Ghostwritten is David Mitchell’s first novel, paving the way for his future stories. Several of which I am already familiar with, the rest of which are on my TBR list at some point. I fell in love with his writing style in Cloud Atlas and this book follows in a similar format. How is a youth with a passion for jazz music living in Tokyo linked to an Englishman slaving away for the man in Hong Kong? What ties a femme fatale museum worker in Petersburg involved in art theft to a promiscuous ghostwriter by day/musician by night? Mitchell weaves his story across the world in his unique and mysterious way, never fully revealing anything. Leaving the reader to use their imagination. The book is told in ten parts, one for each of the interwoven characters. Each telling their part of the story.
I really enjoyed the format that Mitchell also used in Cloud Atlas, reading about these very distinct lives of each character. Some you loved, some you pitied and some you just could not understand. A unique perspective I enjoyed possibly most of all was the beginning chapter. A young Japanese man who has just carried out a terrorist attack as part of a cult. reading his perspective and the way his brain justified his attack on the “unclean” was so different to anything I had read before. I found it fascinating, even more so after reading that this was based on an actual terrorist attack in Tokyo back in 1995. Satire, the young Japanese jazz enthusiast, Margarita Latunsky the Russian museum worker and the stretch of time in Mongolia were all favourites of mine, although each character had their own charms.
As in the David Mitchell way we see crossover from characters in his other novels. Timothy Cavendish, book publisher in London with a penchant for getting himself into trouble, pops up in one chapter. He was a cheeky favourite of mine in Cloud Atlas so I enjoyed meeting his again, albeit briefly. You can tell his is one of his earlier works but Ghostwritten still has his unique charm that sucks me in to his worlds. All I want to do now is go and reacquaint myself with Cloud Atlas whilst simultaneously reading all his other pieces of work (all of which I do plan to acquire and read at some point). I love the way his stories leave me pondering his words long after I have finished them. The last chapter of Ghostwritten is the clincher with questions and situations posed that will get you thinking and I found myself racing to finish the story.
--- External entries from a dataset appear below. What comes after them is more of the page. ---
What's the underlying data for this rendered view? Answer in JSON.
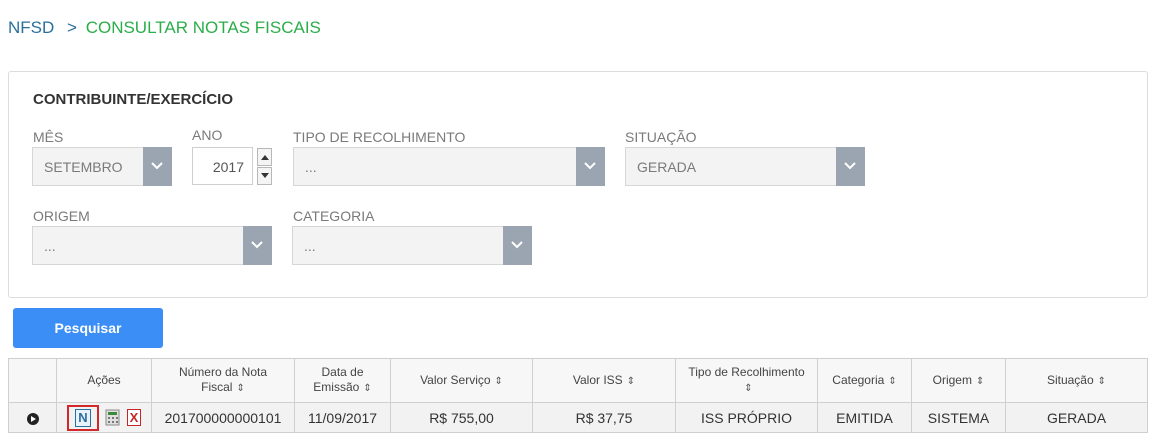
{
  "breadcrumb": {
    "root": "NFSD",
    "separator": ">",
    "current": "CONSULTAR NOTAS FISCAIS"
  },
  "panel": {
    "title": "CONTRIBUINTE/EXERCÍCIO",
    "mes": {
      "label": "MÊS",
      "value": "SETEMBRO"
    },
    "ano": {
      "label": "ANO",
      "value": "2017"
    },
    "tipo_recolhimento": {
      "label": "TIPO DE RECOLHIMENTO",
      "value": "..."
    },
    "situacao": {
      "label": "SITUAÇÃO",
      "value": "GERADA"
    },
    "origem": {
      "label": "ORIGEM",
      "value": "..."
    },
    "categoria": {
      "label": "CATEGORIA",
      "value": "..."
    }
  },
  "search_button": "Pesquisar",
  "table": {
    "headers": {
      "acoes": "Ações",
      "numero_line1": "Número da Nota",
      "numero_line2": "Fiscal",
      "data_line1": "Data de",
      "data_line2": "Emissão",
      "valor_servico": "Valor Serviço",
      "valor_iss": "Valor ISS",
      "tipo": "Tipo de Recolhimento",
      "categoria": "Categoria",
      "origem": "Origem",
      "situacao": "Situação"
    },
    "rows": [
      {
        "numero": "201700000000101",
        "data": "11/09/2017",
        "valor_servico": "R$ 755,00",
        "valor_iss": "R$ 37,75",
        "tipo": "ISS PRÓPRIO",
        "categoria": "EMITIDA",
        "origem": "SISTEMA",
        "situacao": "GERADA"
      }
    ]
  },
  "icons": {
    "row_toggle": "play-circle-icon",
    "nfs": "nfs-document-icon",
    "calculator": "calculator-icon",
    "cancel": "cancel-x-icon"
  }
}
Overall, this is another classic by David Mitchell that I loved. While not my absolute favourite I loved seeing where it all began. I’m already looking forward to moving on to the next one. I do recommend if you enjoy a different book that gets you thinking, while transporting you to a world of different places with an interesting mix of characters. I give Ghostwritten three radios broadcasting from Night Train FM, get on board.